Another frequent mistake is measuring while not fully erect. Partial erections vary enormously in size depending on arousal, blood flow, and stress. If you’re measuring to compare against published data, you need full rigidity.
Self-reported measurements also tend to run slightly high. Research on self-measurement notes that social desirability, misunderstanding instructions, and inconsistent technique all contribute to inflated numbers. Pressing the ruler to the bone when measuring length, and measuring at the true midpoint of the shaft for girth, keeps you honest.
What the Averages Actually Are
The largest systematic review on this topic, covering over 15,000 men, found that the average erect length is 13.12 cm (about 5.2 inches) and the average erect girth is 11.66 cm (about 4.6 inches). For context, the flaccid length averaged 9.16 cm (3.6 inches), and the stretched flaccid length, a technique doctors sometimes use as a proxy for erect length, averaged 13.24 cm (5.2 inches).
These numbers represent the midpoint of a bell curve, meaning most men cluster fairly close to these values. The standard deviation for erect length was 1.66 cm (about two-thirds of an inch), so roughly two out of three men fall between 4.5 and 5.8 inches erect. Extremes in either direction are statistically uncommon.

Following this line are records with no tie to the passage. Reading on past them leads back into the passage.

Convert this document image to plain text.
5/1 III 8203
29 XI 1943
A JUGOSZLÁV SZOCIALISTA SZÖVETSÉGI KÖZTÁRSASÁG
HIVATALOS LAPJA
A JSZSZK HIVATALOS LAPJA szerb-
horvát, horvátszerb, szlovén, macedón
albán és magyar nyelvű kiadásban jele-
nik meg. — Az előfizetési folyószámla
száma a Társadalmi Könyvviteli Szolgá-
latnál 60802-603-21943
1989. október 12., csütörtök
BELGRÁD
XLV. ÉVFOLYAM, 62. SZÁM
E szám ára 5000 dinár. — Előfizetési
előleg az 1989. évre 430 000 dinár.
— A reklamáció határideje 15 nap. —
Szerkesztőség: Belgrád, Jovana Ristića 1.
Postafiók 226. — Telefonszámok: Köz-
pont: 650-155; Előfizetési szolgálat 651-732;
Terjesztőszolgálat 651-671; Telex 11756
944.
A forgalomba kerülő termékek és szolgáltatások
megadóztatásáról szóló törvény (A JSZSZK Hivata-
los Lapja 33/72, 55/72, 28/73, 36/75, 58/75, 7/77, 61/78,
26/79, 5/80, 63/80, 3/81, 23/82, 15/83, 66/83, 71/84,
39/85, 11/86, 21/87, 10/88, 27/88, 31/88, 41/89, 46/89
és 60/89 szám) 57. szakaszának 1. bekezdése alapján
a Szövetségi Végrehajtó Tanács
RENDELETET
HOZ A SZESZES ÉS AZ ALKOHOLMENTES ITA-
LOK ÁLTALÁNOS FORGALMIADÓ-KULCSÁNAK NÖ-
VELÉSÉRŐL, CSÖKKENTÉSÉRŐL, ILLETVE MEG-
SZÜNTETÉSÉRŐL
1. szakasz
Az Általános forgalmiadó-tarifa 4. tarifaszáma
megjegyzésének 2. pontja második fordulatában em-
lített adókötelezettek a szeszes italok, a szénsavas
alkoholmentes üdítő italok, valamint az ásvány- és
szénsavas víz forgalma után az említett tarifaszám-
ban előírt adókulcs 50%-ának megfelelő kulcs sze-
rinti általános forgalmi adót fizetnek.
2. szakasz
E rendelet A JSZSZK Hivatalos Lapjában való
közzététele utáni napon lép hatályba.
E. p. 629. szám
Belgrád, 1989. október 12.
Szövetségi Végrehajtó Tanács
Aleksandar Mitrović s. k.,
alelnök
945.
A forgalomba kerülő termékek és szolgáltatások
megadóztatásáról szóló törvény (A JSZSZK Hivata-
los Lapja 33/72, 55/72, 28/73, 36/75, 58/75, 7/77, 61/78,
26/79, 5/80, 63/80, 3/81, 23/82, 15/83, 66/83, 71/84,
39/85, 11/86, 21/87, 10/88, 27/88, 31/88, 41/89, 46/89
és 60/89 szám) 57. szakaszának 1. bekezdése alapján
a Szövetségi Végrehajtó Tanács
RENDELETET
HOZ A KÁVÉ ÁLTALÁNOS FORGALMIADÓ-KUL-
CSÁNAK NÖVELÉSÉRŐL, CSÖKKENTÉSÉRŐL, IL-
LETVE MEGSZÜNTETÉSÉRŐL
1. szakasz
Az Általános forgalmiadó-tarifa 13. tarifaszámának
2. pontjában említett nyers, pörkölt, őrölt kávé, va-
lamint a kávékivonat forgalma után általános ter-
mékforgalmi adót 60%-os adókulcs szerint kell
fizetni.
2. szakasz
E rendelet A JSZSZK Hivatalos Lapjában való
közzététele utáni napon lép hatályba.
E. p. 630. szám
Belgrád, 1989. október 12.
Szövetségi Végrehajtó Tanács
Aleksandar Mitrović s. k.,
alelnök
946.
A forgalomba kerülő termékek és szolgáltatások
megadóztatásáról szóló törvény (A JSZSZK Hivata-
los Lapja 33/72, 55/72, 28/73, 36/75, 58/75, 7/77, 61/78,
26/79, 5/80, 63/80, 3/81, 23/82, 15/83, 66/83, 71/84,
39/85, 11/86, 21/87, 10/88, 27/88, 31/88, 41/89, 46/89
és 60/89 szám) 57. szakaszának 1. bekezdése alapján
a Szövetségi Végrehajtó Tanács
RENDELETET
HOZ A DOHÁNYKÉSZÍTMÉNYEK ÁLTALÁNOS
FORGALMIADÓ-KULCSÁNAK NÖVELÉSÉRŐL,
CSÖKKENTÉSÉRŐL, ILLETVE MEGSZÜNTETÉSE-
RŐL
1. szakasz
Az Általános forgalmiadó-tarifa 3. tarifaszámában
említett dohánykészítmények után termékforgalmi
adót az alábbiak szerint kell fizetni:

Stretched Length as a Stand-In
Doctors sometimes measure stretched flaccid length instead of asking a patient to achieve an erection in a clinical setting, for obvious practical reasons. The technique involves grasping the head of the flaccid penis and pulling it straight out with moderate tension, then measuring from the pubic bone to the tip. Research shows this approach correlates with erect length but tends to slightly underestimate it. If you’ve only measured stretched length, your erect length is likely a bit longer.